How To Worry Well: Four Tried and Tested Ways To Stop Your Anxiety Taking Over
In a recent post, I wrote about why worry isn’t the enemy but a normal human emotion. This time, I want to share four things that helped me to stop it from overwhelming me.
When my daughter was in hospital, worry was always in the background. I knew I couldn’t stop it, but neither did I want it dominating my life. To try and stay as calm as was possible in the circumstances, I turned to two familiar worry-management strategies and also experimented with two new ones. You’ll be glad to know all four helped and they’ve now earned a place in my mental toolkit.
1. “What If” to “What Is”
This is an exercise that comes pretty easily to me, since I’m pretty good at rationalising things and looking at actual facts i.e. what doctors have actually said and not what they might mean. Having said that, being human, it took my wonderful counsellor, Sue, to point out that sometimes I still disappear down what-if rabbit holes with my thoughts. So, “concentrate on what you know, not on possibilities that even the doctors may not have considered”, was my message to myself.
Of course, it’s all easier said than done but it is a principle central to cognitive-behavioural therapy (CBT): shifting from hypothetical worries (“what if”) to concrete, present-focused thoughts (“what is”) can help reduce rumination and anxiety.1 And crucially, it’s good to remind ourselves, that as much as we all think we can predict the future, often in a negative way, we can’t. We weren’t born holding a crystal ball.
I found writing my thoughts down made the process work better and afterwards, when I saw facts staring back at me from the page, I realised with some relief I had less to worry about than I thought. A very pleasant way to go to bed that particular evening.
2. Movement and Rest
We’re probably all familiar with the science on this one but it bears repeating and it’s very clear: regular physical activity, sleep and rest reduce anxiety and worry. Exercise lowers stress hormones (like cortisol) and increases endorphins, the feel-good hormones that often give you a buzz afterwards,2 while sleep and rest help the brain process emotions, improve concentration and decision making, which in turn help to think your way through anxious situations.
In my case, all the way through the four weeks that J (my daughter) was in hospital, I was responsible for walking her dog so I made sure that I got my steps in (an average of 7,000 per day). Rest was more problematic since I was sleeping badly but since so many other things were put on hold it meant that when I came back from visiting her, I could rest for an hour or two to feel more refreshed for the evening.
3. Naming Your Emotion
I’d known for some time that studies show an emotion loses its power when named. I’d never tried this technique before but now I felt like I needed all the help I could get, so decided to try it out.3
On a quiet Friday evening when I had some alone time, I sat down and actually said out loud, “I’m worried about J.”

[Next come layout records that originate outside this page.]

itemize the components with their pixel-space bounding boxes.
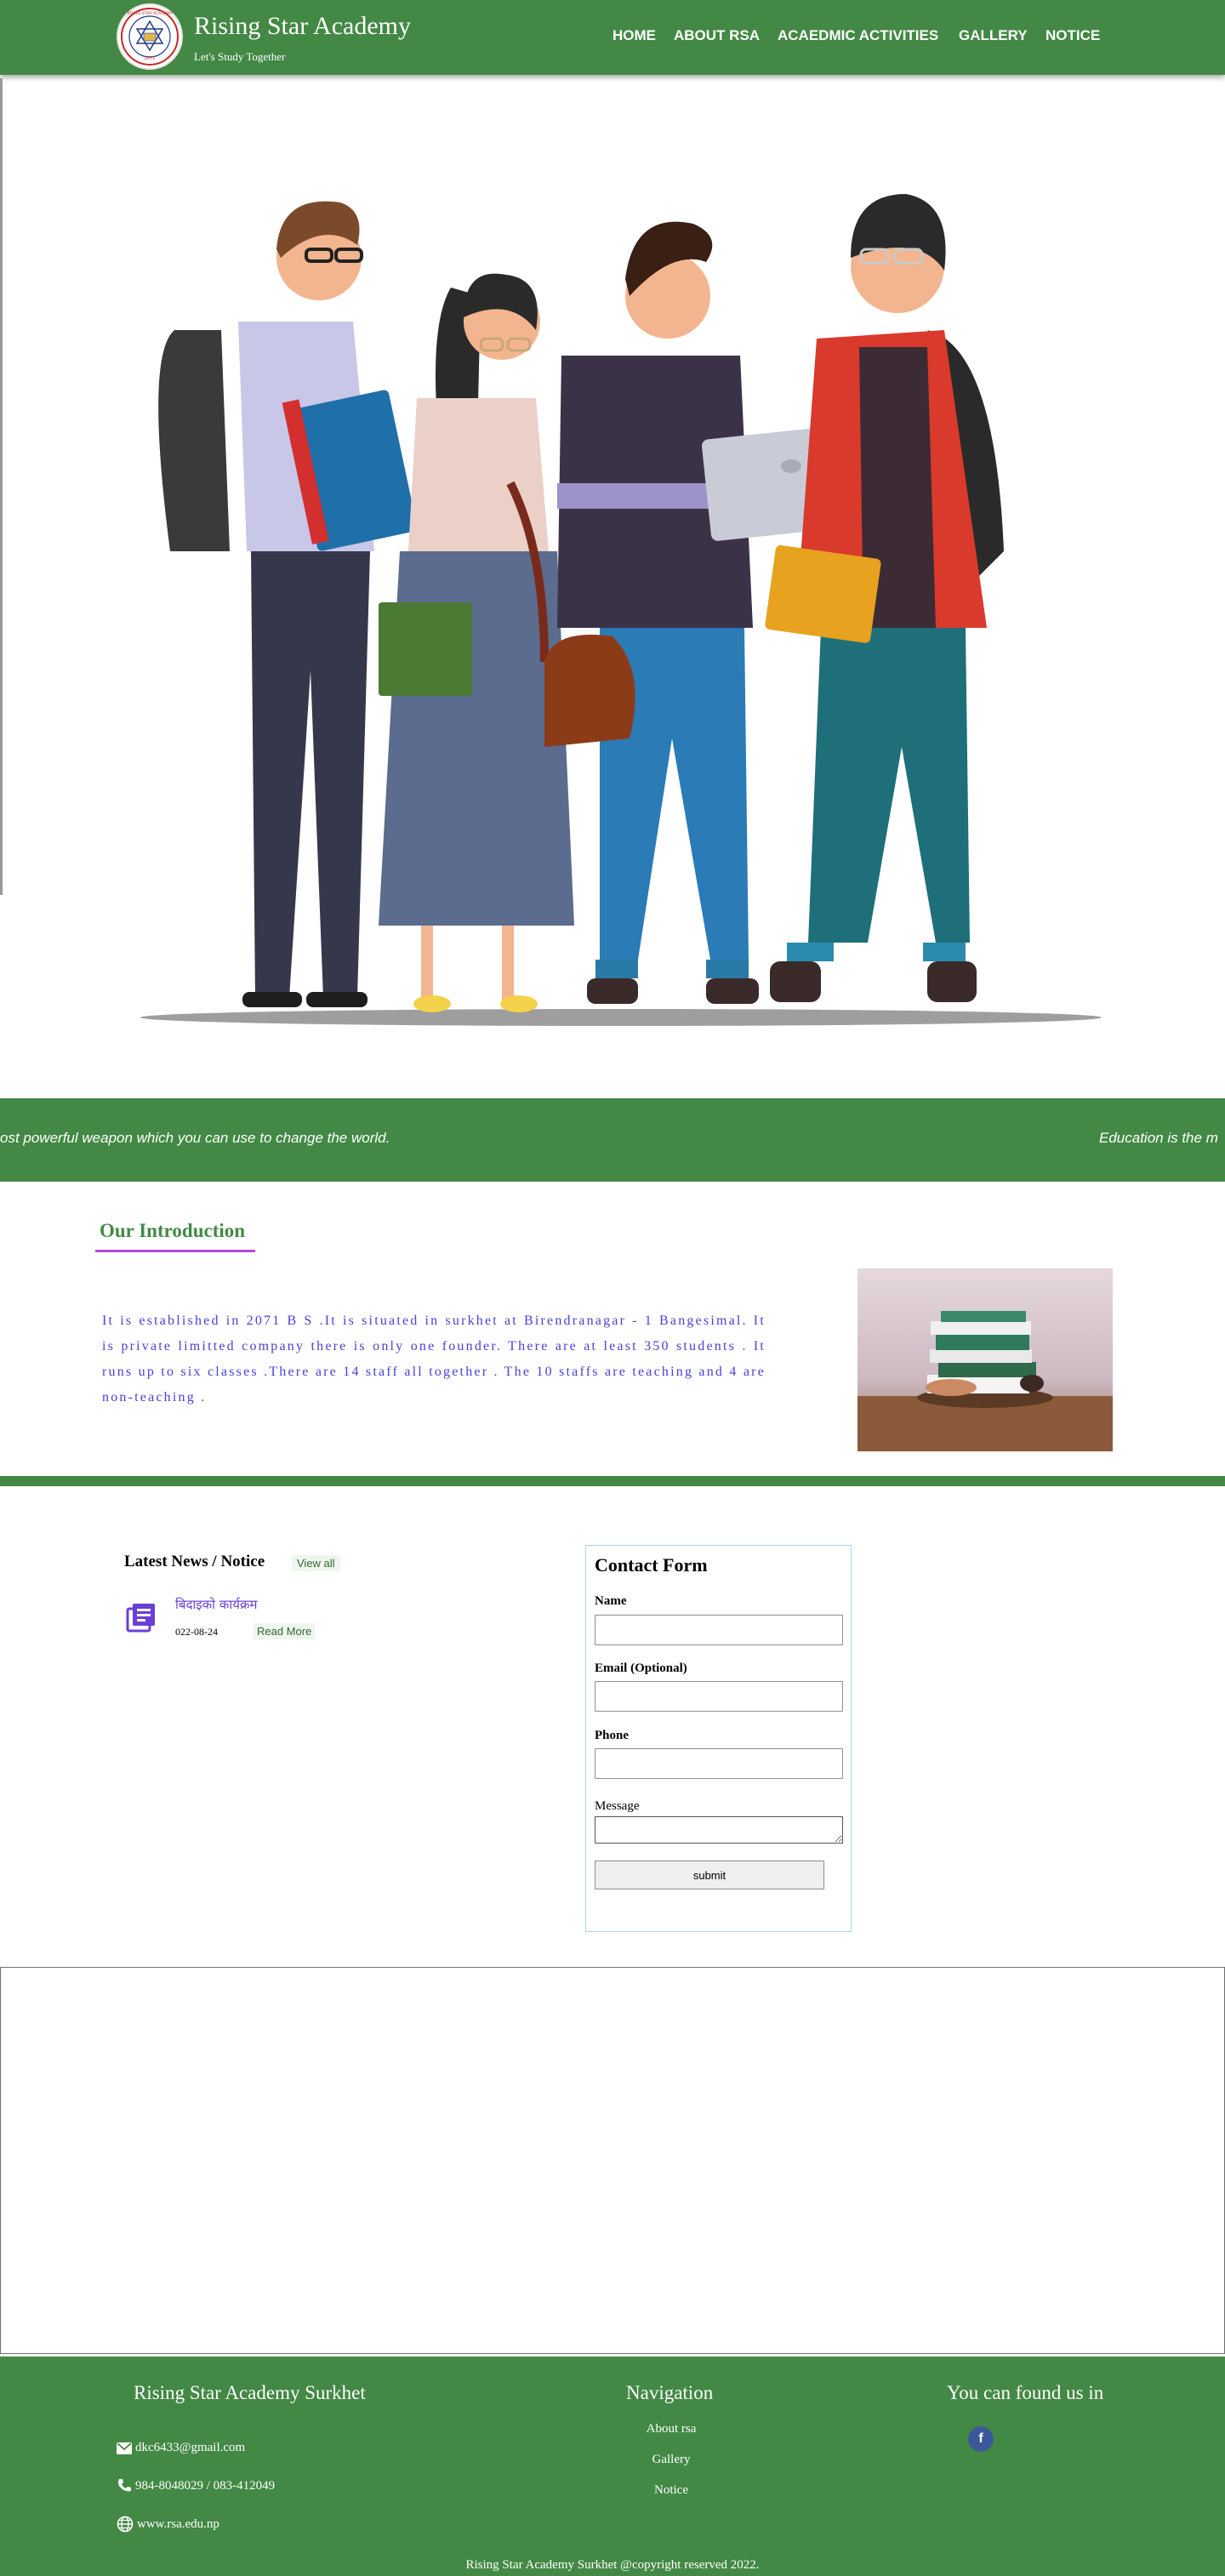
news-item-title[interactable]: बिदाइको कार्यक्रम [175, 1596, 257, 1613]
marquee-text-1: ost powerful weapon which you can use to… [0, 1130, 390, 1146]
footer-nav-heading: Navigation [626, 2382, 714, 2403]
marquee-text-2: Education is the m [1099, 1130, 1218, 1146]
hero-illustration [0, 75, 1225, 1096]
intro-heading-underline [95, 1250, 255, 1252]
footer-social-heading: You can found us in [947, 2382, 1104, 2403]
map-embed[interactable] [0, 1967, 1225, 2354]
message-label: Message [595, 1799, 640, 1813]
main-nav: HOME ABOUT RSA ACAEDMIC ACTIVITIES GALLE… [0, 27, 1225, 48]
email-input[interactable] [595, 1681, 843, 1712]
globe-icon [117, 2516, 134, 2533]
footer-phone-text: 984-8048029 / 083-412049 [135, 2478, 276, 2493]
view-all-link[interactable]: View all [292, 1555, 340, 1571]
nav-home[interactable]: HOME [612, 27, 656, 44]
contact-form-title: Contact Form [595, 1554, 708, 1576]
footer-nav-notice[interactable]: Notice [620, 2483, 722, 2498]
footer-school-heading: Rising Star Academy Surkhet [134, 2382, 366, 2403]
footer-website: www.rsa.edu.np [117, 2516, 219, 2533]
svg-text:RISING STAR ACADEMY: RISING STAR ACADEMY [127, 11, 172, 16]
footer-copyright: Rising Star Academy Surkhet @copyright r… [465, 2558, 760, 2572]
footer-nav-about[interactable]: About rsa [620, 2422, 722, 2436]
students-illustration [140, 194, 1102, 1026]
site-tagline: Let's Study Together [194, 50, 286, 63]
site-footer: Rising Star Academy Surkhet dkc6433@gmai… [0, 2357, 1225, 2576]
name-input[interactable] [595, 1615, 843, 1645]
books-photo [858, 1268, 1113, 1451]
news-item-date: 022-08-24 [175, 1626, 218, 1638]
footer-website-text[interactable]: www.rsa.edu.np [137, 2517, 219, 2532]
nav-gallery[interactable]: GALLERY [959, 27, 1028, 44]
footer-nav-gallery[interactable]: Gallery [620, 2453, 722, 2467]
read-more-link[interactable]: Read More [254, 1623, 316, 1639]
message-textarea[interactable] [595, 1816, 843, 1844]
news-article-icon [126, 1602, 157, 1633]
student-2-figure [379, 273, 574, 1012]
svg-text:2071: 2071 [145, 56, 156, 61]
intro-image-books [858, 1268, 1113, 1451]
facebook-icon[interactable]: f [968, 2426, 994, 2452]
student-4-figure [765, 194, 1004, 1002]
nav-about-rsa[interactable]: ABOUT RSA [674, 27, 760, 44]
email-label: Email (Optional) [595, 1661, 687, 1675]
email-icon [117, 2442, 132, 2454]
name-label: Name [595, 1594, 627, 1608]
phone-icon [118, 2479, 131, 2492]
nav-academic-activities[interactable]: ACAEDMIC ACTIVITIES [778, 27, 938, 44]
phone-input[interactable] [595, 1748, 843, 1779]
footer-phone: 984-8048029 / 083-412049 [117, 2478, 275, 2493]
nav-notice[interactable]: NOTICE [1046, 27, 1100, 44]
footer-email-text[interactable]: dkc6433@gmail.com [135, 2441, 245, 2455]
news-title: Latest News / Notice [124, 1553, 265, 1570]
intro-heading: Our Introduction [100, 1220, 246, 1241]
section-divider [0, 1476, 1225, 1486]
submit-button[interactable]: submit [595, 1861, 824, 1889]
site-header: 2071 RISING STAR ACADEMY Rising Star Aca… [0, 0, 1225, 75]
intro-text: It is established in 2071 B S .It is sit… [102, 1314, 766, 1405]
footer-email: dkc6433@gmail.com [117, 2441, 245, 2455]
quote-marquee: ost powerful weapon which you can use to… [0, 1098, 1225, 1182]
phone-label: Phone [595, 1729, 630, 1742]
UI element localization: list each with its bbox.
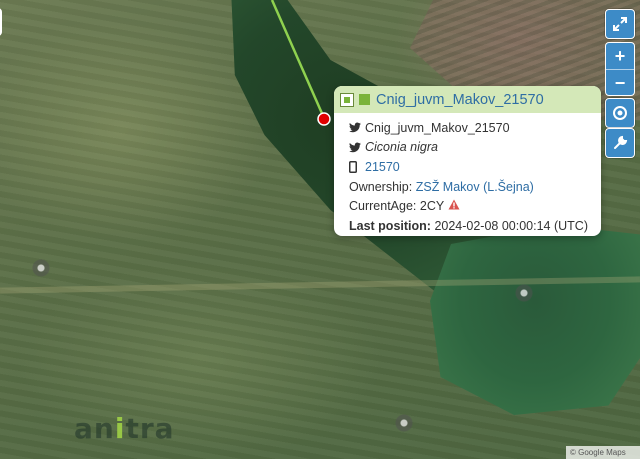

Admitting that to myself actually made me feel better and I remembered the words of my counsellor, Sue, from a long time ago, “Of course you’re going to worry. It’s your daughter!” I felt these words validated my feelings, in contrast to the “Don’t-be-so-silly!” messages I was used to giving myself if I caught myself worrying.
4. Scheduling Worry Time
This validation and the power of having said the feeling out loud encouraged me to allow myself some “worry time”. This strategy, known as “stimulus control” or “worry postponement,” is a CBT-based technique that helps people contain their worries to a specific time of day and so reduces the overall amount of rumination and intrusive thoughts. The idea is that when you catch yourself worrying, you say to yourself, “I’ll worry about that later.”
I liked this technique particularly because after trying hard to rationalise things for so long, I now gave my brain permission to download its worries. And worry, as we saw in the first article can be a positive thing: a genuine human emotion which is part of our evolution and not something to be overcome or eliminated.
Since I was still sitting at my desk, I wrote down all my thoughts and afterwards felt a palpable sense of relief that I was able to be that honest with myself. (I even thought that what I’d written could be helpful to someone else and that became the basis of the first article I wrote about worry. A win-win all round.)
Worry is a fact of life. We can’t stop it knocking, but we can decide how long it stays. While it’s under your roof, give it a seat, listen to it, but then take it to the door and wave good-bye.
Afterwards, through movement, rest and concentrating on facts, you can decide to use your emotional bandwidth for something else.
Four ways then, to worry well. They certainly helped me to cope and get through a tough time. Maybe they can do the same for you.
Pete
Wilson, Rob and Branch, Rhena; Cognitive Behavioural Therapy for Dummies; John Wiley and Sons 2006
Smith, P. J. et al. (2018). The effects of physical activity on anxiety: A meta-analysis. Depression and Anxiety, 35(9), 846–857
Lieberman, M. D. et al. (2007). Putting feelings into words: Affect labeling disrupts amygdala activity in response to affective stimuli. Psychological Science, 18(5), 421–428.


There are so many excellent strategies in this post, Peter! Boy do I struggle with "What if". I tend to catastrophize and blow things out of proportion. As you said, it's important to stick to the facts of what we know.
I also like #4 - scheduling time to worry. I need to do this!